時代小説『みをつくし料理帖』に出てくる料理です。
季節は夏。うっかりキュウリを沸かした湯に放り込んでしまったことから生まれた料理です。
茹でたキュウリなど客に出すわけにいかず、まかないにでもしましょうと漬け汁に放り込んでおいたらあら不思議、味がよく滲みて美味しくなってましたという流れ。
ま、料理の歴史は失敗の歴史。厨房は実験室みたいなものですから似たようなことはいくらもあります。
その後、店に出されたこの料理は好評だったのですが、なぜかお侍の客足がぱたりと途切れます。
小松原様という浪人風の馴染み客が種明かしをしてくれるのですが、胡瓜の切り口が三つ葉葵(水戸のご老公でおなじみ徳川家の家紋)に似ている。恐れ多いと考えたのだろうとのこと。
ホント、つまらないことに拘りますよね。
茹でる前にキュウリを叩いてゆがめて、どう見ても三つ葉葵には見えないようにして主人公の澪は苦境を凌ぎます。
こうすると味染みも良くなるので、恐らくは作者がこの工程を自然に挿入するために考えたエピソードではないかと僕は睨んでいます。
とまれ、物語の中ではそれからお侍の客が戻ってきて、ただどこかこっそりと忍んでやって来る風情だったのでこの名前が付けられました。
夏真っ盛りに(江戸時代にはないけれど)キンキンに冷やして食べるとひとしおに旨い一品ですよ。
【材料】(2人分)
-調理時間:1時間-
- きゅうり:1本
[漬け汁パート]
- だし汁:20g(20cc)
- ごま油:ひと垂らし
- 酢:15g(大匙1)
- 濃口醤油:18g(大匙1)
- 砂糖:2g
- 鷹の爪:半本
【作り方】
- キュウリに軽く塩を振って板擦りにします。鷹の爪は料理バサミで小口切りにします。[漬け汁パート]は小鉢に合わせてよく混ぜておきます。

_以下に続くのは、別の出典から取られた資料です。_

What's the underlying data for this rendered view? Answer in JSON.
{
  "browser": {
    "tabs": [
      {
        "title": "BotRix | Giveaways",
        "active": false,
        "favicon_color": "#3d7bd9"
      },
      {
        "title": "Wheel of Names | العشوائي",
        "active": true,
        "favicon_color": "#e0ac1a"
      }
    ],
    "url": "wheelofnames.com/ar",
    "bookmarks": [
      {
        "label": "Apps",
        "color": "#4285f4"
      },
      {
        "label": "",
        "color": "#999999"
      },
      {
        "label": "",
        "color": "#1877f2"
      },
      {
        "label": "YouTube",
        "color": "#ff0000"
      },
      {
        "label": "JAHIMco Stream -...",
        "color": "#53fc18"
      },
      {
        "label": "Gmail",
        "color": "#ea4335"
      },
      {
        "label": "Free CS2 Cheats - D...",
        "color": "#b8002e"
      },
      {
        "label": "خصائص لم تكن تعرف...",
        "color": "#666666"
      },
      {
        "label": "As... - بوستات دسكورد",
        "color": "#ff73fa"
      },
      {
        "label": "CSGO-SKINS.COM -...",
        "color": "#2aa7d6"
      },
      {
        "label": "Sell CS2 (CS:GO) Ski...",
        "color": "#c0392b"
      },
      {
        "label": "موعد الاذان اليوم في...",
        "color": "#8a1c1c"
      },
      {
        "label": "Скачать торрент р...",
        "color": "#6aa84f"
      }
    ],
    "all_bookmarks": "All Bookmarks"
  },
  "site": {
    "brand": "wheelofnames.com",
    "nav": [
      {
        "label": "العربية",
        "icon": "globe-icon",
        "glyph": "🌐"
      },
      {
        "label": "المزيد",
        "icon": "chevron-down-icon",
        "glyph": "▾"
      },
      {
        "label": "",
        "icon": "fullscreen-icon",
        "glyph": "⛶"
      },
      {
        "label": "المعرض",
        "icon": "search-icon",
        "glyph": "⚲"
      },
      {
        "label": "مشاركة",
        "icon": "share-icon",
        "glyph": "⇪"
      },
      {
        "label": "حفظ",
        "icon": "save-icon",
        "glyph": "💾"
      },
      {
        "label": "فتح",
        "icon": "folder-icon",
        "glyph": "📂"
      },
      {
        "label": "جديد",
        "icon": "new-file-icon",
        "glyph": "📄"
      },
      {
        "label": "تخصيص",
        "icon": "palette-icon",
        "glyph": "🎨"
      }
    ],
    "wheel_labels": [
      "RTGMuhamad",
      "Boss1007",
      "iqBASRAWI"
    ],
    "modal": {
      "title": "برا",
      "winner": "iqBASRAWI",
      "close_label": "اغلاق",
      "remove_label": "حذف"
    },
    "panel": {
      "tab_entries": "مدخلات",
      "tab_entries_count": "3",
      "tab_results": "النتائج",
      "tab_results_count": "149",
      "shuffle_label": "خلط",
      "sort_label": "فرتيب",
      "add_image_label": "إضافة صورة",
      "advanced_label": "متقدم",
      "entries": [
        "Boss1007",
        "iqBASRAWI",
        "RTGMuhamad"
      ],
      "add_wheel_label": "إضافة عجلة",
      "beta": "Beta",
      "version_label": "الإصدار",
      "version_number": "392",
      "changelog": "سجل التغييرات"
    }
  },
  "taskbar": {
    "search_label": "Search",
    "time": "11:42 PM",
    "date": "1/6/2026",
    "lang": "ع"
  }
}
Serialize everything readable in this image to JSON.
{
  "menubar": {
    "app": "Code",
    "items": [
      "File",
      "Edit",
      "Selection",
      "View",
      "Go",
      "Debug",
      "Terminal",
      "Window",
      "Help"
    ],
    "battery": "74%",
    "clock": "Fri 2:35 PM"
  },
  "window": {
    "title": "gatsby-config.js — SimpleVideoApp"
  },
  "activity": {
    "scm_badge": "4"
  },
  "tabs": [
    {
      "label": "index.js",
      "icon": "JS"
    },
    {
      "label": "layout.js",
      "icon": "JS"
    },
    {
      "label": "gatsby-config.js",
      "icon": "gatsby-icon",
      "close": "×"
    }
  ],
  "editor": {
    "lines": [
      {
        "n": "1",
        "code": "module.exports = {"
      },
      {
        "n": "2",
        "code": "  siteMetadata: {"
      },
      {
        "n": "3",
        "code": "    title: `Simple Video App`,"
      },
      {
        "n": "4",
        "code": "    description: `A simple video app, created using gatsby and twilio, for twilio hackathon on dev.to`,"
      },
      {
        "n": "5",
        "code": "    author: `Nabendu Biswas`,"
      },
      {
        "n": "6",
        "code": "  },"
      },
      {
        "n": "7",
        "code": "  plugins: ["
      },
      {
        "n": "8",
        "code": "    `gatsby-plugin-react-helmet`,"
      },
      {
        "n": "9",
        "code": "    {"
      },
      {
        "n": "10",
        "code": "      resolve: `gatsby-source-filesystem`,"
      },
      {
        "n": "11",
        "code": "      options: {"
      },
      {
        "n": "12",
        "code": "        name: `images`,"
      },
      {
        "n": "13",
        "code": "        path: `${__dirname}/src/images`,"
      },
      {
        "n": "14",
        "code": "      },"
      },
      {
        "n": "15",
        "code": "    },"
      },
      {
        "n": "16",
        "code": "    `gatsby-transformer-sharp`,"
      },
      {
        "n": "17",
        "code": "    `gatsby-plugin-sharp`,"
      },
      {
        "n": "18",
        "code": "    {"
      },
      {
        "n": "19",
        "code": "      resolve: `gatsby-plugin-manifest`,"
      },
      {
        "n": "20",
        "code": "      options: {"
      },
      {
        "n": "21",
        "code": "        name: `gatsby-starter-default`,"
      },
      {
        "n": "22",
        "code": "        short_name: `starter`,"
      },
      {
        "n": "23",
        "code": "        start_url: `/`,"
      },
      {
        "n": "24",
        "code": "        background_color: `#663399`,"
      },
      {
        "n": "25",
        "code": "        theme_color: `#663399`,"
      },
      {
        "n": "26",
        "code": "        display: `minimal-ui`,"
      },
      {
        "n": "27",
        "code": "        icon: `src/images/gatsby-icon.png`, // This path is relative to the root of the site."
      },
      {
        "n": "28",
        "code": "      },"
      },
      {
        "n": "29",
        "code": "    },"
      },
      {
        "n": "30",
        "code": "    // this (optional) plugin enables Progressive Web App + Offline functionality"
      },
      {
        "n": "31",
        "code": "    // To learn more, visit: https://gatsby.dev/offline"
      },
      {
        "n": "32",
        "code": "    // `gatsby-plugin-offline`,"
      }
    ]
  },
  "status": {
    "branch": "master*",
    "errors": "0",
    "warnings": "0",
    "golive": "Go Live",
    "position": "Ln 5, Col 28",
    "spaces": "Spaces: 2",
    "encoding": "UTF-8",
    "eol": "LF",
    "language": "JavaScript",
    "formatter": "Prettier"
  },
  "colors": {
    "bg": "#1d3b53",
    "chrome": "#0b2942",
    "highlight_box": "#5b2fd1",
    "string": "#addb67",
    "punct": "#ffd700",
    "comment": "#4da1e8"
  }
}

- きゅうりをすりこぎで叩いてひしゃげさせます。 ※力を入れすぎるとぶっつぶれますのでご注意を。
- 小鍋に湯を沸かしてキュウリを1分茹でます。これを氷水に放って急冷します。
- 3.の水気を切って[漬け汁パート]に入れます。冷蔵庫で1時間以上漬け込んだらできあがり。
【一口メモ】
- ほどよく辛くて良い塩梅。すっと汗がひく一品です。
- 味染みを更に良くしたいと思う方は2~3mm感覚で包丁目を2/3ほど入れて(胡瓜の両側に菜箸を置いてストッパー代わりにすると簡単です)蛇腹にすると良い感じです。
- 茹でたり蒸したりした茄子でも楽しめると思います。